Looking at the number of rulings obtained against the IUK is highly misleading for a number of reasons.
First the Court only hears cases where an important point of principle is involved or where there is a point of difficulty. Cases where the infringement is plain are either disposed of by means of friendly settlement or are directed to the Committee of Ministers.
Second, looking at the number of adverse court decisions in isolation ignores the fact that Britain has accepted the jurisdiction of the Court for much longer than some other countries; Britain accepted the Court’s authority in 1966 whereas France for example did not accept it until 1981. Moreover relative population sizes should be taken into account. A country with a small population such as Sweden can be expected to have fewer cases than a country with a relatively large population such as Britain.
If a league table is drawn up calculating the number of human rights violations per 100,000 of population per annum, Britain comes out 14th ie there are 13 other Convention countries with a worse human rights record than Britain. These include Austria (at 6th place), France (at 8th place), Italy (at 1st place), Netherlands (at 13th place), Sweden (at 9th place) and Switzerland (at 7th place). Britain’s record is therefore considerably better than that of several countries normally associated in the mind of the public as having a high regard for human rights.
Moreover Britain faces a special human rights problem not faced by most other Convention countries; the acute problems faced by having to deal with terrorism within our own borders. A significant number of the cases coming before the Court have concerned the treatment of terrorists and suspected terrorists. The IRA have not been slow to appreciate the propaganda value associated with a successful appeal to Strasbourg and a number of cases have been brought, some successful, in which the government’s security arrangements have been challenged before the Court. The troubles in Northern Ireland do not in themselves justify an infringement of the Convention but the measures required to combat terrorism necessarily give rise to difficult judgements between the suspect’s human rights on the one hand and the urgent need to apprehend and successfully prosecute terrorists for the safety and security of the public on the other. The troubles in Northern Ireland mean that in many instances Britain has found itself at the leading edge of human rights law.
The Human Rights Court has fairly recognised that the troubles in Northern Ireland have placed the Government in a difficult position in carrying out the balancing exercise between the requirements of public safety and the need to safeguard the rights of actual and suspected terrorists. In the light of this special difficulty faced by the United Kingdom, our human rights record becomes even more creditable.
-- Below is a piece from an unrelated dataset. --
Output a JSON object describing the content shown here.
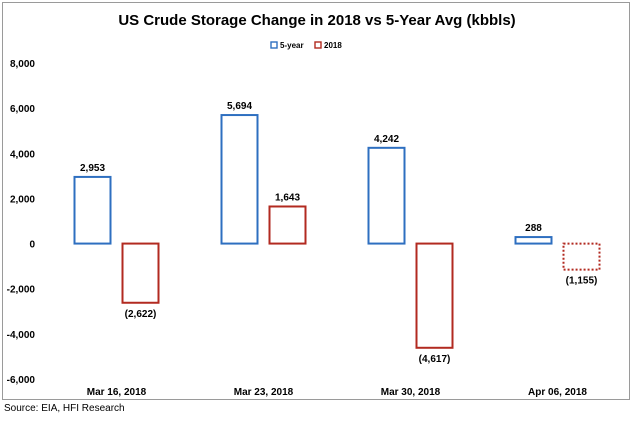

Moreover in those instances where the Court has found against the United Kingdom, this country has taken effective steps to remedy the situation. This country can be proud of its record in this respect. The Interceptions of Communications Act 1985, the Access to Health Records Act 1990, section 2 Contempt of Court Act 1981 were all introduced in response to adverse rulings from the Human Rights Court. How much better it is for Parliament to take proper and considered measures to remedy the situation than for domestic courts to try to rectify the position on a case by case basis.